The Greeen Infrastructure Guide is also a deliverable under the integrated work plan for the Green Infrastructure Partnership. The mission of the Green Infrastructure Partnership is to provide leadership and encourage others to implement ‘design with nature’ design practices and regulation province-wide. Implementation by local governments will be voluntary, but once the decision is made to embrace green infrastructure, implementation will need clearly defined standards.
“The Guide builds on, and complements, the important work of other organizations to promote water and energy sustainability. For example, the province has been vigorously promoting an integrated rainwater management approach since at least the 2002 publication of Stormwater Planning: A Guidebook for British Columbia”, adds Susan Rutherford, “Also, the Guide has been designed to complement, not duplicate, the Green Infrastructure and Sensitive Ecosystems Bylaws Toolkit, being published by Ducks Unlimited Canada, Grasslands Conservation Council of British Columbia and The Wetland Stewardship Partnership. Whereas the focus of the Toolkit is on preserving the natural green infrastructure, the focus of this Guide is on implementing engineered approaches.”
The Green Infrastructure Guide notes that BC municipalities and regional districts do not always hold identical regulatory powers, due to distinctions made in the Local Government Act and the Community Charter. Guide terminology refers to “local governments” to include both municipalities and regional districts; otherwise, powers are addressed separately. The Guide is organized as follows:
- Chapter 1 addresses governance and planning structures, to provide overarching context, direction and support for more specific green infrastructure actions;
- Chapter 2 discusses strategies for managing rainwater as a resource;
- Chapter 3 focuses on implementation of water conservation strategies, such as metering and reuse;
- Chapter 4 considers strategies to support energy efficiency and waste reuse and diversion;
- Chapter 5 discusses liability concerns associated with implementation;
- Chapter 6 encourages monitoring and adaptive management; and
- Chapter 7 provides concluding remarks.
In summary, the Green Infrastructure Guide builds on a body of work that has preceded it, and is designed to be used in conjunction with the range of important resources available from various organizations and government to support a sustainable approach to community development of infrastructure. The Guide does not provide legal advice, as all situations call for tailored solutions that account for the particular circumstances and context. The Guide is, however, designed to serve as a useful backdrop for conversations to take place both within and beyond the local government’s planning department and legal advisors.
“Our hope is that the Guide will provide a useful resource for the many legal and engineering solutions that can be implemented to complement a community’s project to become more sustainable”, concludes Susan Rutherford. To downolad a copy, click on this link to The Green Infrastructure Guide: Issues, Implementation Strategies and Success Stories
Green Infrastructure Partnership
The Green Infrastructure Partnership was formed in 2003, and is a consortium of four organizations, namely:
- British Columbia Ministry of Community Services (MCS)
- Water Sustainability Committee of the British Columbia Water & Waste Association (WSC)
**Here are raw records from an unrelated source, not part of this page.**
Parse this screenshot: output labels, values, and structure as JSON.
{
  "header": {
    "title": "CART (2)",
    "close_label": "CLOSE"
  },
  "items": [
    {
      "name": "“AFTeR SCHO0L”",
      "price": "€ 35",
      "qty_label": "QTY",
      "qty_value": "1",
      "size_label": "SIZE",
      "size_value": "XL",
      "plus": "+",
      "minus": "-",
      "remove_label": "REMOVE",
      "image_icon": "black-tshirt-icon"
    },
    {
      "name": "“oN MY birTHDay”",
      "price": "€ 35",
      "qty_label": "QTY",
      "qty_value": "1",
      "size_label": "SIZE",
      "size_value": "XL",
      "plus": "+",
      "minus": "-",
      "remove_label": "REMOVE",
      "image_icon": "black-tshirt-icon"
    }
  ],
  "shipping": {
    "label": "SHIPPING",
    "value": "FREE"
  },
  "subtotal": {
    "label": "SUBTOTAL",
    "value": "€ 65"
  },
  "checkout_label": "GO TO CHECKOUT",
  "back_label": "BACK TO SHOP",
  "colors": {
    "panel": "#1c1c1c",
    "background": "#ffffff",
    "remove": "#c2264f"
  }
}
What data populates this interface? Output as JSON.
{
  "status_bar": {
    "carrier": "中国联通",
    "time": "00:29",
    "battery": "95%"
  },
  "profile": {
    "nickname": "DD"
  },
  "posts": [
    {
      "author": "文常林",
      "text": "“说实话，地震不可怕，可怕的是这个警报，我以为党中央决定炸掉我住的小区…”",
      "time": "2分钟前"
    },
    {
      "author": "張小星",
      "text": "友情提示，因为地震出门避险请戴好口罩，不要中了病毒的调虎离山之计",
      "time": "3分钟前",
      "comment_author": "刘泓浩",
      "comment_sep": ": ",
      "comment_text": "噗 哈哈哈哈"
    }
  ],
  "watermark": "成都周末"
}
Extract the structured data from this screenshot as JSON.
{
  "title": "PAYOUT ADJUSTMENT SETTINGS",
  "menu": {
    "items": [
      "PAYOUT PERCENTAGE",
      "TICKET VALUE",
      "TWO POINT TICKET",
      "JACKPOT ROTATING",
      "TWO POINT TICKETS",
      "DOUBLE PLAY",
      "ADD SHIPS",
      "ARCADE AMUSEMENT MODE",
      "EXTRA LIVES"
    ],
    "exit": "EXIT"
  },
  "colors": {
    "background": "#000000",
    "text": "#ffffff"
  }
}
- West Coast Environmental Law Research Foundation (WCEL)
- Master Municipal Construction Documents Association (MMCD)
The four organizations share a vision of making green infrastructure practices more prevalent in communities across British Columbia. An integral part of the process is to create a picture of what the future landscape can look like. If we agree on where we wish to be in one or two generations, then we can map out the route to get there.
The Green Infrastructure Partnership is promoting an integrated approach to land development that addresses the need for coordinated change in policies, programs and practices at different scales – that is: region, neighbourhood, site and building.